Muita gente pode não valorizar, mas o cinema brasileiro sabe contar grandes histórias, fazer grandes filmes e que também sejam bons tecnicamente. Exagero? Basta olhar para filmes como Cidade de Deus, que recebeu indicações técnicas ao Oscar, ou para Tropa de Elite, Central do Brasil e o recente O Rastro.
E agora, em 2018, chega aos cinemas um filme que é tão bom – ou melhor – tecnicamente do que muitos blockbusters vencedores de Oscar. Também achou exagero? Então é melhor você descobrir Motorrad.
Motorrad é baseado nos personagens do quadrinista Danilo Beyruth e conta a história de Hugo, um jovem que deseja participar do grupo de motocross de seu irmão mais velho, e, para isso, decide roubar algumas peças de moto, mas não demora muito para ser descoberto. Hugo é salvo por uma moça misteriosa e consegue sair com o grupo de seu irmão em uma aventura, mas que não necessariamente será benéfica para o grupo.
Tecnicamente, Motorrad é mais do que perfeito: a fotografia, com cores frias e vibrantes, dá o tom de thriller e suspense que o filme exige. É muito do mérito do roteiro e da direção do Vicente Amorim, mas, sem uma boa direção de fotografia, não teria o mesmo impacto.
Também a montagem rápida, frenética e precisa é quase um personagem do filme: não perde nada para algumas montagens vencedoras de Oscar, como a do Whiplash ou O Ultimato Bourne, por exemplo.
Até mesmo a Mixagem e Edição de Som são um grande detalhe aqui: tudo foi pensado e organizado, desde o som das motos até a respiração dos personagens.

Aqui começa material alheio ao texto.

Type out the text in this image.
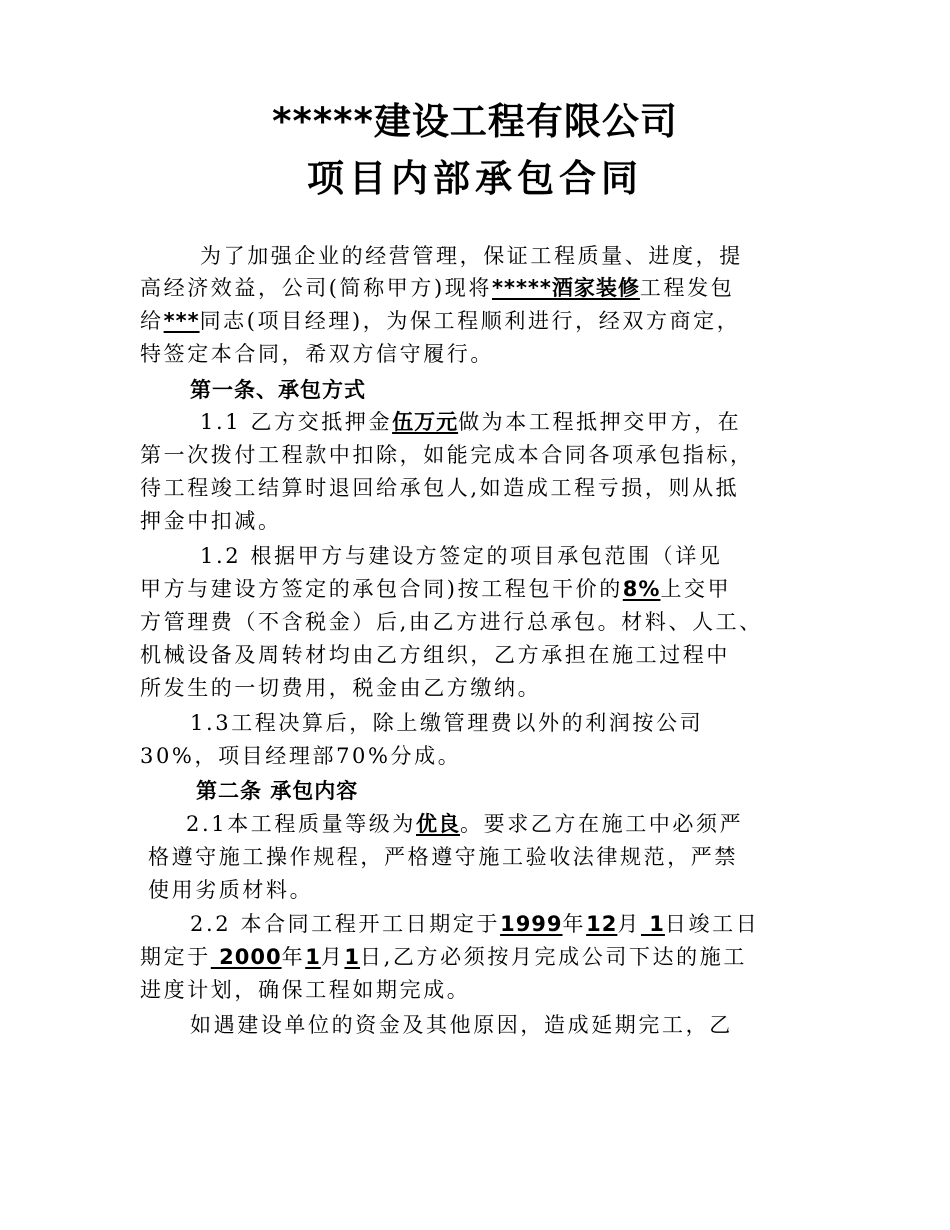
*****建设工程有限公司
项目内部承包合同
为了加强企业的经营管理，保证工程质量、进度，提
高经济效益，公司(简称甲方)现将*****酒家装修工程发包
给***同志(项目经理)，为保工程顺利进行，经双方商定，
特签定本合同，希双方信守履行。
第一条、承包方式
1.1 乙方交抵押金伍万元做为本工程抵押交甲方，在
第一次拨付工程款中扣除，如能完成本合同各项承包指标，
待工程竣工结算时退回给承包人,如造成工程亏损，则从抵
押金中扣减。
1.2 根据甲方与建设方签定的项目承包范围（详见
甲方与建设方签定的承包合同)按工程包干价的8%上交甲
方管理费（不含税金）后,由乙方进行总承包。材料、人工、
机械设备及周转材均由乙方组织，乙方承担在施工过程中
所发生的一切费用，税金由乙方缴纳。
1.3工程决算后，除上缴管理费以外的利润按公司
30%，项目经理部70%分成。
第二条 承包内容
2.1本工程质量等级为优良。要求乙方在施工中必须严
格遵守施工操作规程，严格遵守施工验收法律规范，严禁
使用劣质材料。
2.2 本合同工程开工日期定于1999年12月 1日竣工日
期定于 2000年1月1日,乙方必须按月完成公司下达的施工
进度计划，确保工程如期完成。
如遇建设单位的资金及其他原因，造成延期完工，乙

O clima tenso de Motorrad também deve muito à parte sonora.
Mas o filme vai além da técnica: a narrativa de Motorrad também é muito peculiar e deu muito certo: não há diálogos nos primeiros 10 minutos de projeção. Já começamos com o nosso protagonista entrando em uma oficina mecânica, claramente tenso, onde é pego pelo dono, mas salvo pela moça misteriosa.
Só vemos diálogo a partir das aventuras do grupo. O roteiro deixa mais dúvidas do que respostas, isso é ótimo para manter o clima de mistério em relação aos personagens, mas pode incomodar alguns, sem contar que o terceiro ato é tão acelerado que pode frustrar os mais desavisados. Mas isso não impede que o público se envolva emocionalmente com os personagens: Hugo é aquele jovem cheio de sonhos e que deseja ser alguém na vida. Quem não conhece alguém assim? E no grupo dos motoqueiros há diversos tipos, mas, que jamais são estereotipados: temos o mais descolado, o galã, a mocinha e o menos popular.

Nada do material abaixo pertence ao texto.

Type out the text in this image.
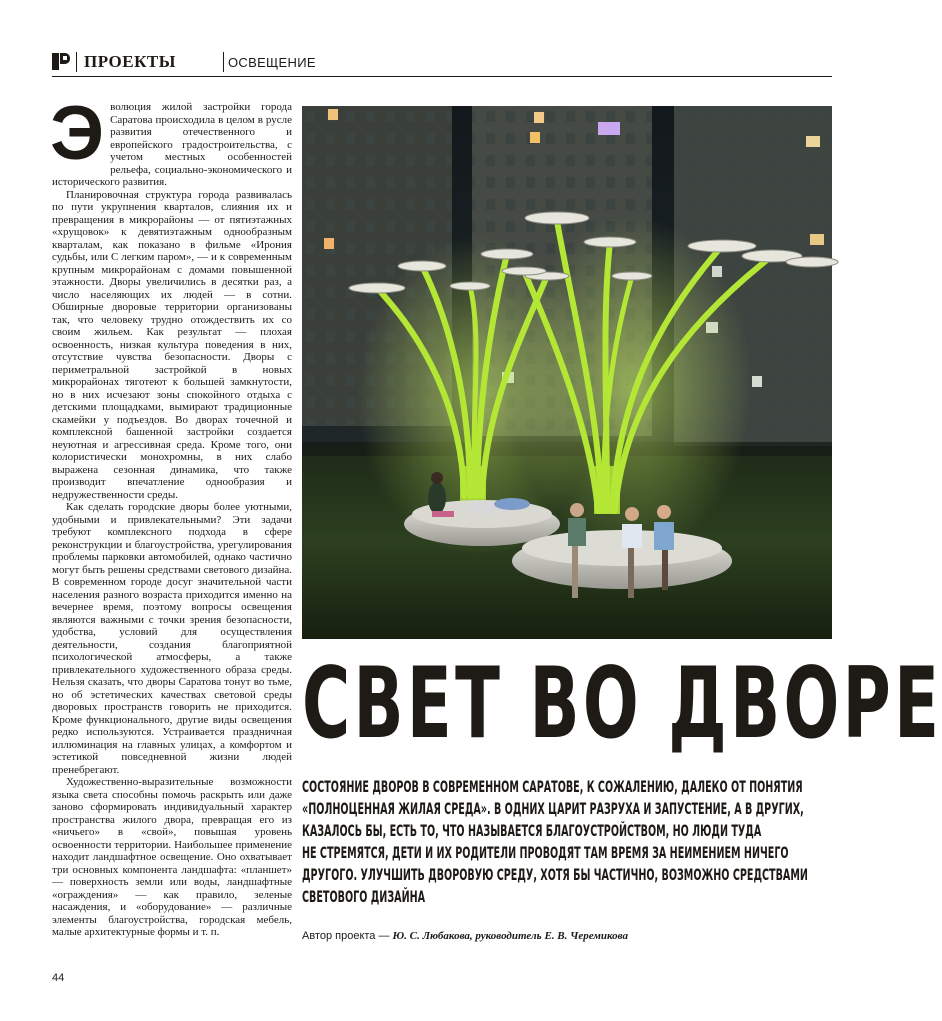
ПРОЕКТЫ	ОСВЕЩЕНИЕ

Эволюция жилой застройки города Саратова происходила в целом в русле развития отечественного и европейского градостроительства, с учетом местных особенностей рельефа, социально-экономического и исторического развития.

Планировочная структура города развивалась по пути укрупнения кварталов, слияния их и превращения в микрорайоны — от пятиэтажных «хрущовок» к девятиэтажным однообразным кварталам, как показано в фильме «Ирония судьбы, или С легким паром», — и к современным крупным микрорайонам с домами повышенной этажности. Дворы увеличились в десятки раз, а число населяющих их людей — в сотни. Обширные дворовые территории организованы так, что человеку трудно отождествить их со своим жильем. Как результат — плохая освоенность, низкая культура поведения в них, отсутствие чувства безопасности. Дворы с периметральной застройкой в новых микрорайонах тяготеют к большей замкнутости, но в них исчезают зоны спокойного отдыха с детскими площадками, вымирают традиционные скамейки у подъездов. Во дворах точечной и комплексной башенной застройки создается неуютная и агрессивная среда. Кроме того, они колористически монохромны, в них слабо выражена сезонная динамика, что также производит впечатление однообразия и недружественности среды.

Как сделать городские дворы более уютными, удобными и привлекательными? Эти задачи требуют комплексного подхода в сфере реконструкции и благоустройства, урегулирования проблемы парковки автомобилей, однако частично могут быть решены средствами светового дизайна. В современном городе досуг значительной части населения разного возраста приходится именно на вечернее время, поэтому вопросы освещения являются важными с точки зрения безопасности, удобства, условий для осуществления деятельности, создания благоприятной психологической атмосферы, а также привлекательного художественного образа среды. Нельзя сказать, что дворы Саратова тонут во тьме, но об эстетических качествах световой среды дворовых пространств говорить не приходится. Кроме функционального, другие виды освещения редко используются. Устраивается праздничная иллюминация на главных улицах, а комфортом и эстетикой повседневной жизни людей пренебрегают.

Художественно-выразительные возможности языка света способны помочь раскрыть или даже заново сформировать индивидуальный характер пространства жилого двора, превращая его из «ничьего» в «свой», повышая уровень освоенности территории. Наибольшее применение находит ландшафтное освещение. Оно охватывает три основных компонента ландшафта: «планшет» — поверхность земли или воды, ландшафтные «ограждения» — как правило, зеленые насаждения, и «оборудование» — различные элементы благоустройства, городская мебель, малые архитектурные формы и т. п.

СВЕТ ВО ДВОРЕ
СОСТОЯНИЕ ДВОРОВ В СОВРЕМЕННОМ САРАТОВЕ, К СОЖАЛЕНИЮ, ДАЛЕКО ОТ ПОНЯТИЯ
«ПОЛНОЦЕННАЯ ЖИЛАЯ СРЕДА». В ОДНИХ ЦАРИТ РАЗРУХА И ЗАПУСТЕНИЕ, А В ДРУГИХ,
КАЗАЛОСЬ БЫ, ЕСТЬ ТО, ЧТО НАЗЫВАЕТСЯ БЛАГОУСТРОЙСТВОМ, НО ЛЮДИ ТУДА
НЕ СТРЕМЯТСЯ, ДЕТИ И ИХ РОДИТЕЛИ ПРОВОДЯТ ТАМ ВРЕМЯ ЗА НЕИМЕНИЕМ НИЧЕГО
ДРУГОГО. УЛУЧШИТЬ ДВОРОВУЮ СРЕДУ, ХОТЯ БЫ ЧАСТИЧНО, ВОЗМОЖНО СРЕДСТВАМИ
СВЕТОВОГО ДИЗАЙНА
Автор проекта — Ю. С. Любакова, руководитель Е. В. Черемикова
44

Neste contexto, quem se sai melhor é a personagem da Carla Salle, que seu nome jamais é revelado e ela mesma tem poucos diálogos. Quem é ela? O que quer com o grupo? Quais suas reais intenções? Ela foi mandada pelo grupo de vilões?

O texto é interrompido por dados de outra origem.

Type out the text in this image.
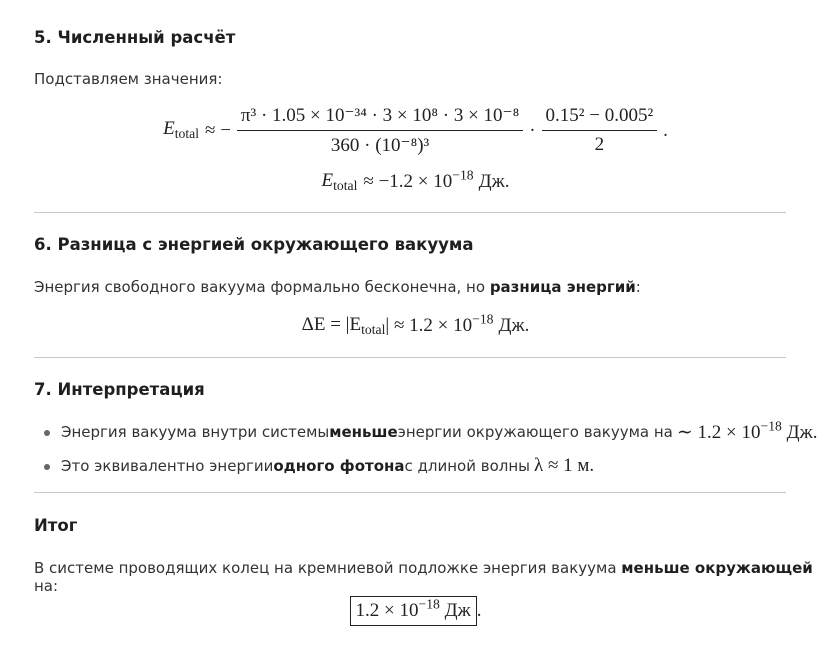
5. Численный расчёт

Подставляем значения:

$E_{total}$ ≈ − $\frac{\text{π³ · 1.05 × 10⁻³⁴ · 3 × 10⁸ · 3 × 10⁻⁸}}{\text{360 · (10⁻⁸)³}} \cdot \frac{\text{0.15² − 0.005²}}{2}$ .
$E_{total} \approx -1.2 \times 10^{-18}$ Дж.
6. Разница с энергией окружающего вакуума

Энергия свободного вакуума формально бесконечна, но разница энергий:

$\Delta E = |E_{total}$ | ≈ $1.2 \times 10^{-18}$ Дж.
7. Интерпретация
Энергия вакуума внутри системы меньше энергии окружающего вакуума на ∼ $1.2 \times 10^{-18}$ Дж.
Это эквивалентно энергии одного фотона с длиной волны λ ≈ 1 м.
Итог

В системе проводящих колец на кремниевой подложке энергия вакуума меньше окружающей на:

$1.2 \times 10^{-18}$ Дж .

E por falar no grupo de vilões, quem são eles realmente e o que eles querem?
Dá muita vontade de saber mais sobre eles e os próprios realizadores do filme pretendem explorar mais os personagens e esse universo, mas que dependem do sucesso comercial deste filme.
Houve uma boa divulgação durante a CCXP no painel da Warner, junto com arrasa-quarteirões como Tomb Raider e Jogador Número 1, próximos lançamentos do estúdio. Já na mídia tradicional, próximo do lançamento, o marketing está mais tímido e é difícil prever se o público geral vai abraçar ou ao menos conhecer o filme.
É pouco para quem almeja uma continuação ou franquia. Um filme não precisa de bilheteria para provar sua qualidade, isso é fato, mas a indústria precisa de sucesso e acolhida popular para o chamado cinema de gênero crescer.
Ainda há um longo caminho pela frente.